When I think of how businesses are suffering, I also think of the hundreds of thousands of U.S. citizens who have broken hearts because they have lost loved ones to this virus. I would rather say to you, Mr. Beaty, “I am sorry for your loss, I hope that your business interests will recover as quickly as possible.” But I could never say that to someone who has lost the life of someone they love, who will never recover that loss. Let’s all be patient, let’s not be angry, and know that when we work together, we are stronger, and will support each other as the country learns how to open its doors with caution and safety in mind.

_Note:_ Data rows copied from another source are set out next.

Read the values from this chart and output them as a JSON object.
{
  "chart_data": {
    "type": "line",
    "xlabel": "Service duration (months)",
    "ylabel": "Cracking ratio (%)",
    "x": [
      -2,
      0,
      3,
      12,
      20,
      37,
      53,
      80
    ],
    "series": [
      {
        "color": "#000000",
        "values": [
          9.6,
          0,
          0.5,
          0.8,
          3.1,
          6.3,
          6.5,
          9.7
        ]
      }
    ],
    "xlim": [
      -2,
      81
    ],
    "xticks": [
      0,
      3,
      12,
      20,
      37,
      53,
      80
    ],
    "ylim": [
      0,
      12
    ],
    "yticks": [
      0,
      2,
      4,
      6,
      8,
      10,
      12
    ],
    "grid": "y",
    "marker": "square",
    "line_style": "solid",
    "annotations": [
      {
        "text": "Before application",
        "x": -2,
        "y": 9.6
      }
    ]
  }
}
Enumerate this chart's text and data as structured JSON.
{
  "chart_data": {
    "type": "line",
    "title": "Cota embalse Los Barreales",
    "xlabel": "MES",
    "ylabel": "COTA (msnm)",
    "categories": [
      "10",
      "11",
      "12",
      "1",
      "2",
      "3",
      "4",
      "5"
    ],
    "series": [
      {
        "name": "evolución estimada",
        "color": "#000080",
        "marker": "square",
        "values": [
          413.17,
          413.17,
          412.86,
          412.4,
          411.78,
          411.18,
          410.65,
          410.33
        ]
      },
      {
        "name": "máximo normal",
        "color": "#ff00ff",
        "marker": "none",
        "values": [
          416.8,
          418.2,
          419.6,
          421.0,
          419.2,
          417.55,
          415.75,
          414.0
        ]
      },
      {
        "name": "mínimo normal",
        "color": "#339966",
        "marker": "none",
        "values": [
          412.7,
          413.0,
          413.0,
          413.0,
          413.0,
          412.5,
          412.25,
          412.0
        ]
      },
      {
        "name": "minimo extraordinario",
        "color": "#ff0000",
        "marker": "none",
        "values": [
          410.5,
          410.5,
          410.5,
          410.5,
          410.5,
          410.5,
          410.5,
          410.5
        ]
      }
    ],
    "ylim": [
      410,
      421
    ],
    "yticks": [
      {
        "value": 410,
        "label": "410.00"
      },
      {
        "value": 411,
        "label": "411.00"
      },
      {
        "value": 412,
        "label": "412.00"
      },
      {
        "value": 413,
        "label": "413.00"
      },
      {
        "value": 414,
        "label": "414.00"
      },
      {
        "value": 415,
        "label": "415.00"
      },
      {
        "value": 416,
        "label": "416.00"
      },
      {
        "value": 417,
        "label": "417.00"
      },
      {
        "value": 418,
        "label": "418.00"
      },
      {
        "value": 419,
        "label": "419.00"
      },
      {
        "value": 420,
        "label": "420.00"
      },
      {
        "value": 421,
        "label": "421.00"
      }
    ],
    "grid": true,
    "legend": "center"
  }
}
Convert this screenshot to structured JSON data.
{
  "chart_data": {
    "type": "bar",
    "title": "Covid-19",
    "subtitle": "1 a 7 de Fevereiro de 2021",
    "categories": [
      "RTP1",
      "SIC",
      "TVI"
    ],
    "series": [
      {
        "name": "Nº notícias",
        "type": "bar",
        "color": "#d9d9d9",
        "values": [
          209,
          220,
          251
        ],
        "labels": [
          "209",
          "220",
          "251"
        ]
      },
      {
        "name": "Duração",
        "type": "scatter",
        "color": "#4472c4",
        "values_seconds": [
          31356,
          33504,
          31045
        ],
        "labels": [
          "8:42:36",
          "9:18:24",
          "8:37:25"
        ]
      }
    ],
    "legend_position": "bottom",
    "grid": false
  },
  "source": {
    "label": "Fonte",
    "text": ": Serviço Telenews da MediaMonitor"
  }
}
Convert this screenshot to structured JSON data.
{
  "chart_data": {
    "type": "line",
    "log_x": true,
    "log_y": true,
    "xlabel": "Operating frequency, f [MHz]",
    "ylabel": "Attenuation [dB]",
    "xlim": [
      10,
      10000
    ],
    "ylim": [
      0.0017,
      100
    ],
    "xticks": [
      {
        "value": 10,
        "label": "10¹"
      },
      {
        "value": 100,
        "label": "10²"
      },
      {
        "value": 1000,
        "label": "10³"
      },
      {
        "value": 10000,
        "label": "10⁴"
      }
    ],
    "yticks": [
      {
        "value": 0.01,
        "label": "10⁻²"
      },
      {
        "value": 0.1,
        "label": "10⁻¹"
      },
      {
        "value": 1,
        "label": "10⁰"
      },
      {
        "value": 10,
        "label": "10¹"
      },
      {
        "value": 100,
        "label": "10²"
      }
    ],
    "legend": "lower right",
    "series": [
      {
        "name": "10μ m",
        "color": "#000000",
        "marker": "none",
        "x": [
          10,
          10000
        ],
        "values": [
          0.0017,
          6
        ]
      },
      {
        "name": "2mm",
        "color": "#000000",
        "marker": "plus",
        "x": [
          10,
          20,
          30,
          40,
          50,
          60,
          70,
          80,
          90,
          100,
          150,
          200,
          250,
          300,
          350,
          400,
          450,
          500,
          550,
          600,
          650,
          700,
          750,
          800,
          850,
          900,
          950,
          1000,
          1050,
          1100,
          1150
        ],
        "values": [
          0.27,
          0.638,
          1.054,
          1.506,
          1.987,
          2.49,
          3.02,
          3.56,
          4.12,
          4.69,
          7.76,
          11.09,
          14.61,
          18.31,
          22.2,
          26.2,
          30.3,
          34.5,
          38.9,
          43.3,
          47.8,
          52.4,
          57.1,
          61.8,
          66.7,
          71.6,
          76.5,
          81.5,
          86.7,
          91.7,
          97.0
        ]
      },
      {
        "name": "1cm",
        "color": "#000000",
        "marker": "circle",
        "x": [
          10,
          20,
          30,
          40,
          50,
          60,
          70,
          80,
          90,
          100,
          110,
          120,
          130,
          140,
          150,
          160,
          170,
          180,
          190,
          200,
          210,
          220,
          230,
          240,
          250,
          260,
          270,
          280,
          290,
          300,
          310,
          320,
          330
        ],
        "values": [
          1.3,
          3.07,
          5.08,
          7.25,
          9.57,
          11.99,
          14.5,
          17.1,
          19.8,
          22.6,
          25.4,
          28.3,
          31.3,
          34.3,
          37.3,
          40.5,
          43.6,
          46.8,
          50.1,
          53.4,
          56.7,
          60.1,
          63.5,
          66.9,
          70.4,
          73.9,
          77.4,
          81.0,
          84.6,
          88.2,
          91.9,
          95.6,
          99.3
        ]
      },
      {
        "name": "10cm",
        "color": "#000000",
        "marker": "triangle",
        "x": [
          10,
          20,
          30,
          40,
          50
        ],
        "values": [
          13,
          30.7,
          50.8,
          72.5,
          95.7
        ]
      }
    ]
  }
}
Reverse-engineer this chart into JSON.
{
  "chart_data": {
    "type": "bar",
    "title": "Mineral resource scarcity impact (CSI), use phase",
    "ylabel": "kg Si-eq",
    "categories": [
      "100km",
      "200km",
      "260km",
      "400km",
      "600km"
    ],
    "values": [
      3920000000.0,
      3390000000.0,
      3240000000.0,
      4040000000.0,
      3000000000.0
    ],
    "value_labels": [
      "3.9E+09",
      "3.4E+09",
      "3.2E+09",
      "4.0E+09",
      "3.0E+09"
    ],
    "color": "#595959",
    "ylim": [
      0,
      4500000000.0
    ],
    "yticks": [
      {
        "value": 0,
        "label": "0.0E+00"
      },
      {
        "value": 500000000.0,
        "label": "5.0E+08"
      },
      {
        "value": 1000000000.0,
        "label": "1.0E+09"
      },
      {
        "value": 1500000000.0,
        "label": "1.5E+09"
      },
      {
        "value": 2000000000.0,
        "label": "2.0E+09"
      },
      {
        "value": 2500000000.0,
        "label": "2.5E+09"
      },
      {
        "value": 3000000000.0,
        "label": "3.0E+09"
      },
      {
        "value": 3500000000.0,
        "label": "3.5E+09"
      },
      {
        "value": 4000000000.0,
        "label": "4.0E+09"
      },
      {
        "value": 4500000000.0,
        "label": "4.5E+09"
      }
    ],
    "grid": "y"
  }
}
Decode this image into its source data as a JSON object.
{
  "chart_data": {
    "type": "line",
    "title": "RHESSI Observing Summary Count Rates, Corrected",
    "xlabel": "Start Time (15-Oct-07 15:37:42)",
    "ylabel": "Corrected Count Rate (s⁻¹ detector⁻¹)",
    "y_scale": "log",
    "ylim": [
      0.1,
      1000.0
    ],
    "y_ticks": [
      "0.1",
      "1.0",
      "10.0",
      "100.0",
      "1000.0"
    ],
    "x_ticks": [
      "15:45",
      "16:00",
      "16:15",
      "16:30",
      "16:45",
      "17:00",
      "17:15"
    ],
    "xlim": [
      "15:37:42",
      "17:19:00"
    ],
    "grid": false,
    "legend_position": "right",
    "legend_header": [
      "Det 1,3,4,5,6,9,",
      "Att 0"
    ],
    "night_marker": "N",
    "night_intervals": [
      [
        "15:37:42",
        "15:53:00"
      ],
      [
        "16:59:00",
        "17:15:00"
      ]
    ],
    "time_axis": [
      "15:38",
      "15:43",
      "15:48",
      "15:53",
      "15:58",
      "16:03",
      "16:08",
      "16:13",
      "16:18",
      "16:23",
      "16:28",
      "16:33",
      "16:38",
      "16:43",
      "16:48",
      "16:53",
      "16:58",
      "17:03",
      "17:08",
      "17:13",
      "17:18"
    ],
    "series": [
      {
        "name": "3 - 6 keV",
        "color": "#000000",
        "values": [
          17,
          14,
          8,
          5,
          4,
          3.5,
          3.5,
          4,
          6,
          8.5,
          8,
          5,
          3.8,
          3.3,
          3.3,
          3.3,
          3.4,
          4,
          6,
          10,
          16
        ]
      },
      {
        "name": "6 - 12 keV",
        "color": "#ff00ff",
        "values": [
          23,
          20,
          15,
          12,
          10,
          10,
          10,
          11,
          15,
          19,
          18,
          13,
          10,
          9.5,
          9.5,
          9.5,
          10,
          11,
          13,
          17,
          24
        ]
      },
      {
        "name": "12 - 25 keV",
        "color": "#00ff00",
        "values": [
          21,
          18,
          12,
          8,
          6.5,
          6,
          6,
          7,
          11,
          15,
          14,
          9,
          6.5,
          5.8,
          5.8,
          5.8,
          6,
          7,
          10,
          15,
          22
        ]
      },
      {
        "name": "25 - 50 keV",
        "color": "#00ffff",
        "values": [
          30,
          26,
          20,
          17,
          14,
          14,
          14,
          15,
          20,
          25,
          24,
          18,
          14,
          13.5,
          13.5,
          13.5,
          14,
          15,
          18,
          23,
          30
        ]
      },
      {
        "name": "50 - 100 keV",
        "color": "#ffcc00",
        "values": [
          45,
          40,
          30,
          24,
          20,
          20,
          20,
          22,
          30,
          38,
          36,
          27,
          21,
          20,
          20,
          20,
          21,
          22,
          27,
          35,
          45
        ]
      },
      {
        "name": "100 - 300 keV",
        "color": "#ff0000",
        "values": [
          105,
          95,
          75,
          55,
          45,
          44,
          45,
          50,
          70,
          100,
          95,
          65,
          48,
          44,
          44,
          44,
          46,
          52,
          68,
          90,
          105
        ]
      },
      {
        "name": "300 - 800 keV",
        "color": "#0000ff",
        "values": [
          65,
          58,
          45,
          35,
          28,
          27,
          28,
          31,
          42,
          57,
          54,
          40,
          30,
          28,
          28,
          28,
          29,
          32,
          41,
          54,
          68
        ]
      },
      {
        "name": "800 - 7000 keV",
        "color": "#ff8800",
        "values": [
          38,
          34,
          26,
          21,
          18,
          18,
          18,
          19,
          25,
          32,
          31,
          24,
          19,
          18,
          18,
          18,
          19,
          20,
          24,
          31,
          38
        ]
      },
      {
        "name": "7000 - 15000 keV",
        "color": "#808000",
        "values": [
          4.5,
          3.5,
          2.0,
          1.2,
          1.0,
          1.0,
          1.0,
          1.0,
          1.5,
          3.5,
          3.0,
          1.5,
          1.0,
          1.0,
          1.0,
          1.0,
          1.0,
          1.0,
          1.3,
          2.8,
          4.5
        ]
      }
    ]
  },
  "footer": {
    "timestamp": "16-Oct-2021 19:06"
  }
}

Wear Masks Downtown, Please
It will be very difficult for downtown Chatham to have a safe and successful re-opening this summer for several reasons. One of which is very obvious. On Saturday, May 29 at 2 p.m. my wife and I drove from the rotary to 400 Main. In the five minutes that took we counted 17 adults and several children not wearing masks. At 2:30 on our return we counted 14 adults and several children, no duplicates, not wearing masks. Thanks to the town's signs and common sense, many people were wearing masks. However it only takes one or two nonconforming individuals to ruin it for the rest of us. Unless you can require people to cooperate we just don’t see how a summer season can be achieved with any degree of safety, health or success. There are many more difficult hurtles to overcome besides mask wearing, if we cannot make this simple precaution happen how can we expect the more difficult tasks that follow to be achieved. We say this as Main Street Merchants and longtime Chatham Residents.
Richard and Fran Johnston
Runyon Cares About All Residents
As a high school student I’m part of the sometimes underrepresented youth population of Orleans. When Mefff Runyon’s campaign reached out to me personally asking for my support, I was pleasantly surprised. I got a chance to Zoom with Mefff to get to know him a little before I got on board.
As we talked I found myself seeing him more and more as an ideal candidate for selectman. I saw his financial background at Cape Cod 5 as a strength to help support our community through the pandemic’s economic fallout. I saw his commitments to opening up access to the water, and making Orleans safer for walkers and bikers as signs that he sees the little things that make this town great, and wants to improve them.
During our Zoom call, Mefff didn’t want to just talk about himself as a candidate, he wanted to know what I saw in Orleans that needed improving. That’s the kind of candidate Mefff is. Mefff reached out to this high school student when no other candidate did. He cares deeply about the concerns of every Orleans resident, no matter who they are. That’s why he has my support.